Bu etkili misillemeye rağmen, Alman donanmasına yapılan saldırılar daha sonra da devam etti. Haziran 1937’de İspanya sularında Almanya’nın “Leipzig” isimli kruvazörü dört kez saldırıya uğradı (Akşam, 20 Haziran 1937: 1). “Leipzig” kruvazörüne yapılan torpido saldırısından sonra, Almanya ve İtalya, İspanya kıyılarında uygulanmakta olan deniz devriyesinden çekildiklerini açıkladı. Bu çekilme sonrasında, İngiltere ve Fransa’nın da yer aldığı deniz devriyesi görevi sona erdi. Franco, deniz devriyesinin bitmesi nedeniyle Cumhuriyetçilere yardımın artmasından endişe duymaya başladı. İtalya, bu endişeyi giderebilmek için Akdeniz’deki denizaltı faaliyetlerini yoğunlaştırdı. İtalya, çoğunluğu İngiliz bandıralı olmak üzere, İspanya’ya gittiğinden emin olmadan gemilere rastgele saldırılar düzenlemeye başladı (Durgan, 2007: 58).

Akdeniz’de deniz haydutluğu sonucu gemi batırılması birçok ülkenin gemisine karşı yapılmakla birlikte, en çok Cumhuriyetçilerin gemilerine karşı yapıldı (Bucley, 2013: 331). İç savaş süresince deniz haydutluğu sonucunda Cumhuriyetçilerin toplam 554 gemisi batırıldı. Saldırıların 144 tanesi Almanya, özellikle de İtalya tarafından gerçekleştirildi. Milliyetçilerin ise sadece 31 gemisi batırıldı. Bunların 9 tanesi Sovyetler Birliği tarafından gerçekleştirildi. Diğer ülkelere ait olup, İspanya’ya malzeme taşıyan 106 gemi de deniz haydutluğu sonucunda batırıldı (Payne, 2000: 154).

3. Çanakkale Boğazı Önünde Deniz Haydutluğu

Olaylarının Yaşanması ve Marmara Denizi’nde

Yabancı Denizaltı Tespiti

Akdeniz’de, özellikle Nisan 1937’den sonra gemilere karşı yapılan deniz haydutluğu olayları, Ağustos 1937’de bu kez Çanakkale Boğazı önünde görülmeye başlandı. Türkiye böylece, İspanya iç savaşı nedeniyle ilk kez deniz haydutluğu sorunu ile karşılaşmış oldu.

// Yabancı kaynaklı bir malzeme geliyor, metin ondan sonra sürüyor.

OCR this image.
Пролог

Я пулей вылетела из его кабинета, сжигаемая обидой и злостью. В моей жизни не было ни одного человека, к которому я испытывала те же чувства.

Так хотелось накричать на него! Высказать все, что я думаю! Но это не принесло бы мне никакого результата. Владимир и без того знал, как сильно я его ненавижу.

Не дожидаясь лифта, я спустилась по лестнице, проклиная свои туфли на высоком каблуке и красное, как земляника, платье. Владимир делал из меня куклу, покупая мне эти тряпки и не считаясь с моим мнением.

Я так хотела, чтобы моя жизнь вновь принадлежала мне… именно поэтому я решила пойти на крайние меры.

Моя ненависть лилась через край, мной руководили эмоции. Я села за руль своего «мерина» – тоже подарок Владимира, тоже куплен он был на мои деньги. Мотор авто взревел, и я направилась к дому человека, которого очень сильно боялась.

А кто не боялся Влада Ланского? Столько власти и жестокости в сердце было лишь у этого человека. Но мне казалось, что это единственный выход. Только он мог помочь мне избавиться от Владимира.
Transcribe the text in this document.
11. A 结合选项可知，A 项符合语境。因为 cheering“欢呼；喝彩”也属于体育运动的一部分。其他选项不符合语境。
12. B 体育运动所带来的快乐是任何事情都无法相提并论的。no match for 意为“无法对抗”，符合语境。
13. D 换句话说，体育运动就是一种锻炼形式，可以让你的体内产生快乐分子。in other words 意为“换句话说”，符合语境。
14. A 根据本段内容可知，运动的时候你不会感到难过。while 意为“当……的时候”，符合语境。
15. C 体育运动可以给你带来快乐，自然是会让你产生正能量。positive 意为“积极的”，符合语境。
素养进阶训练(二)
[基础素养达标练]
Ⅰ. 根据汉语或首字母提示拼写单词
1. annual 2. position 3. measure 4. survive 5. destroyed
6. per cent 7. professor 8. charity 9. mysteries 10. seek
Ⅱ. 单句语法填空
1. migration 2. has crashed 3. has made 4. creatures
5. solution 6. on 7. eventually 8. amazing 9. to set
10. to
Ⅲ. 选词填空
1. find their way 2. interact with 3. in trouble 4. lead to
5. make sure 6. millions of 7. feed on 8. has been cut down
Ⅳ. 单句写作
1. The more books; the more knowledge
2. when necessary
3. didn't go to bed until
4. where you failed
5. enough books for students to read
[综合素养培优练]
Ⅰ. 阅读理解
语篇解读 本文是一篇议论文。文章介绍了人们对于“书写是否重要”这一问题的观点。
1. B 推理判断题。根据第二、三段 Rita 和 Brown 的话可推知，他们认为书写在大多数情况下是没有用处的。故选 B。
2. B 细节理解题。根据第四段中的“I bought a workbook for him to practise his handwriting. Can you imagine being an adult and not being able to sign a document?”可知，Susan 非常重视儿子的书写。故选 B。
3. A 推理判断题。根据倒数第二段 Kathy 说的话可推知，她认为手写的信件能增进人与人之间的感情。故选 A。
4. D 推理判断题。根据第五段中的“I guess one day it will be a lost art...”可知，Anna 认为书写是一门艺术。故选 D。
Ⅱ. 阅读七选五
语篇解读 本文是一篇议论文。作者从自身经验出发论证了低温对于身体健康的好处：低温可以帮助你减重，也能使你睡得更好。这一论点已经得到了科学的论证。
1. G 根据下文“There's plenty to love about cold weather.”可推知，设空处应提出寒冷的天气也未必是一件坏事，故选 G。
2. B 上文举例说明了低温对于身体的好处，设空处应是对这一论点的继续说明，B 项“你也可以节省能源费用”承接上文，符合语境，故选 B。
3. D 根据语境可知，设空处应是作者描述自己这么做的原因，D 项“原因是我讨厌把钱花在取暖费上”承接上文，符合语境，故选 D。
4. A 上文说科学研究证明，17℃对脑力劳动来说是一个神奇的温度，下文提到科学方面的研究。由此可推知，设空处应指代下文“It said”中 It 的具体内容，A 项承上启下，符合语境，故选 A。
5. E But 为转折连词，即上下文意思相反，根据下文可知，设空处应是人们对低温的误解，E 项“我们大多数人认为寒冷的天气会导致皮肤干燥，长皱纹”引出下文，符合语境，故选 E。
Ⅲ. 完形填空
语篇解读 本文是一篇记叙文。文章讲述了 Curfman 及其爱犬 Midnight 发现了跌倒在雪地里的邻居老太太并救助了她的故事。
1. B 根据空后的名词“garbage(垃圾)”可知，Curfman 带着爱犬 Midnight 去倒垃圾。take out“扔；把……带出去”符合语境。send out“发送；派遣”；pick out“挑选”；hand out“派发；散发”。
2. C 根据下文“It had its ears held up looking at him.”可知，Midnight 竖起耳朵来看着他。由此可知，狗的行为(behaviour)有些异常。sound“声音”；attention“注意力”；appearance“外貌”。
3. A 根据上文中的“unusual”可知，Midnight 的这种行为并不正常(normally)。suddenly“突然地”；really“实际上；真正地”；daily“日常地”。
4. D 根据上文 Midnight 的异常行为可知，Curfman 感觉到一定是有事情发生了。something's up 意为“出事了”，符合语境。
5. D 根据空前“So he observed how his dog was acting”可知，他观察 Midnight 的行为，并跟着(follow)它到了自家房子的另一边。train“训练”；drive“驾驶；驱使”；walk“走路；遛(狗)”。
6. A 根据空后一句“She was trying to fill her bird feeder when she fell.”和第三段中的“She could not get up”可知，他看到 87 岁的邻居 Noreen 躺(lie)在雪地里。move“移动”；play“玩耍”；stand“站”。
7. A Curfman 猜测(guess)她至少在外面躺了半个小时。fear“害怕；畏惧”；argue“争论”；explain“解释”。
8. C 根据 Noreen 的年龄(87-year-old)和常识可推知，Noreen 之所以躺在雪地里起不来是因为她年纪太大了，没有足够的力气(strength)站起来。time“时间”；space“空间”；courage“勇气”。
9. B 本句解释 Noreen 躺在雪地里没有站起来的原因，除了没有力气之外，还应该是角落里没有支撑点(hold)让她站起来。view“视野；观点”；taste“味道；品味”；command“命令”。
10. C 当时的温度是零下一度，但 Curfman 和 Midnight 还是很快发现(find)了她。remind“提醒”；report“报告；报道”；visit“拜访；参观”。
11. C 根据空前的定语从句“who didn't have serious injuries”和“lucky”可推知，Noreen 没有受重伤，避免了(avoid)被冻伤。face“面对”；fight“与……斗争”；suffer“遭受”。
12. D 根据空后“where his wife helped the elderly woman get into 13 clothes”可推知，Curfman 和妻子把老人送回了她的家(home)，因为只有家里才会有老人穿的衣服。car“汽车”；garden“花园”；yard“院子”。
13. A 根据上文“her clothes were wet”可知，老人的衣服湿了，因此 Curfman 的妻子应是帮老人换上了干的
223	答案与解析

Cumhuriyetçilere dışarıdan yardım yapmak için iki yol bulunmaktaydı: Bu yardım ya Fransa üzerinden gelmeliydi ya da Akdeniz’den taşınmalıydı (Alpert, 2013: 256). Fransa karışmazlık politikasını benimsediğinden, birinci

(11)

yolun kullanılması pek mümkün değildi. Sovyetler Birliği’nin Cumhuriyetçilere yardım etmesi için en uygun yol Boğaz’lardan geçmekteydi ve o dönemde bu yol yoğun bir şekilde kullanılmaktaydı. Almanya’nın açıkladığı rakamlar, Boğaz’ların Cumhuriyetçilere yardım için yoğun bir şekilde kullanıldığını ortaya koymaktadır.

Almanya, 10-23 Temmuz 1937 tarihleri arasında toplam otuz bir Cumhuriyetçi İspanyol gemisinin Sovyetler Birliği’nden yüklediği harp malzemesini, İstanbul ve Çanakkale Boğazı’nı kullanarak İspanya’ya götürdüğünü açıklamıştı. Açıklamaya göre, o günlerde otuz bir tane İspanyol gemisi de yük almak için Sovyet limanlarına gitmişti. Almanya’ya göre, Sovyetler kendi gemilerini tehlikeye sokmamak için İspanyol gemilerini kullanmaktaydı (Cumhuriyet, 24 Temmuz 1937: 1).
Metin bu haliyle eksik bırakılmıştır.